The cleaning continues in the Dell EMC storage catalog. After the launch of PowerStore, the brand that oversees the mid-range segment, it is the turn of scale-out solutions to be impacted by this wind of rebranding with the arrival of the PowerScale range. The designated successor of the Isilon brand, Dell EMC is dedicating PowerScales to unstructured data that continues to grow in volume, as stated by Dan Inbar, general manager of the storage division at Dell Technologies. “The volume of unstructured data stored as a file or object in enterprises will triple by 2024 and there is no sign of slowing down,” he projects.
Concretely, the PowerScale range is available in two models: F200 and F600 of 1U size. The first solution is a single CPU socket with only 4 SSDs (960 GB, 1.92 TB, 3.84 TB) and a capacity of 3.84 TB to 15.36 TB. It is intended for remote sites where it is installed at the edge of the network.

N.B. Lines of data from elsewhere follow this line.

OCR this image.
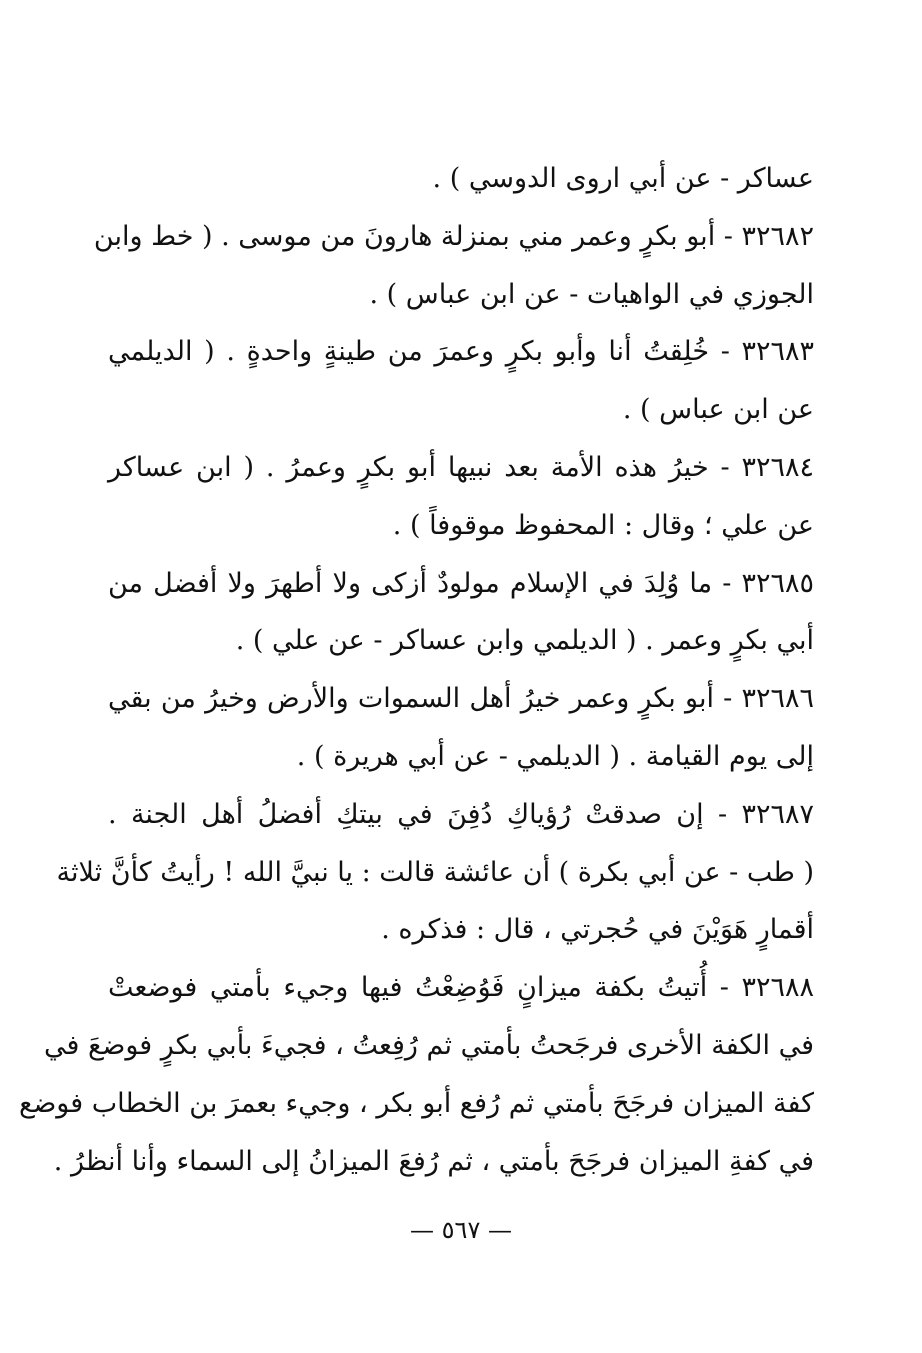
عساكر - عن أبي اروى الدوسي ) .
٣٢٦٨٢ - أبو بكرٍ وعمر مني بمنزلة هارونَ من موسى . ( خط وابن
الجوزي في الواهيات - عن ابن عباس ) .
٣٢٦٨٣ - خُلِقتُ أنا وأبو بكرٍ وعمرَ من طينةٍ واحدةٍ . ( الديلمي
عن ابن عباس ) .
٣٢٦٨٤ - خيرُ هذه الأمة بعد نبيها أبو بكرٍ وعمرُ . ( ابن عساكر
عن علي ؛ وقال : المحفوظ موقوفاً ) .
٣٢٦٨٥ - ما وُلِدَ في الإسلام مولودٌ أزكى ولا أطهرَ ولا أفضل من
أبي بكرٍ وعمر . ( الديلمي وابن عساكر - عن علي ) .
٣٢٦٨٦ - أبو بكرٍ وعمر خيرُ أهل السموات والأرض وخيرُ من بقي
إلى يوم القيامة . ( الديلمي - عن أبي هريرة ) .
٣٢٦٨٧ - إن صدقتْ رُؤياكِ دُفِنَ في بيتكِ أفضلُ أهل الجنة .
( طب - عن أبي بكرة ) أن عائشة قالت : يا نبيَّ الله ! رأيتُ كأنَّ ثلاثة
أقمارٍ هَوَيْنَ في حُجرتي ، قال : فذكره .
٣٢٦٨٨ - أُتيتُ بكفة ميزانٍ فَوُضِعْتُ فيها وجيء بأمتي فوضعتْ
في الكفة الأخرى فرجَحتُ بأمتي ثم رُفِعتُ ، فجيءَ بأبي بكرٍ فوضعَ في
كفة الميزان فرجَحَ بأمتي ثم رُفع أبو بكر ، وجيء بعمرَ بن الخطاب فوضع
في كفةِ الميزان فرجَحَ بأمتي ، ثم رُفعَ الميزانُ إلى السماء وأنا أنظرُ .
— ٥٦٧ —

The F600 includes two CPU sockets with 8 SSDs (1.92TB, 3.84TB, 7.68TB) and offers a capacity of 15.36TB to 61.44TB. Note that this system supports deduplication and compression via OneFS.
OneFS goes to S3 and Kubernetes
The OneFS file operating system also benefits from this evolution of the range. It is modernizing to a version 9. Dell EMC has added support for AWS S3 object storage in addition to the already supported NFS, SMB and HDFS formats. Data reduction has been improved (x6 according to the manufacturer) compared to the previous version. Faced with the huge amount of data, OneFS v9 is able to handle clusters of 60 PB of raw capacity.
The orientation of the OS is clearly displayed towards the multicloud. This is because OneFS works on the three largest platforms, AWS, Azure, and Google Cloud Platform. Containerized environments are also a focus of development with the integration of Kubernetes, as is automation with the support of the Red Hat Ansible infrastructure configuration tool. Additionally, Dell EMC is launching a monitoring console, DataIQ, so administrators can monitor data stored both on-premises and in the cloud. “DataIQ helps control the data lifecycle by offering a set of tools to track it, ensure its location, determine if it is stored on the right platform and if it is accessible by validated users,” explains John Shirley, Dell’s head of unstructured data solutions, in a blog post.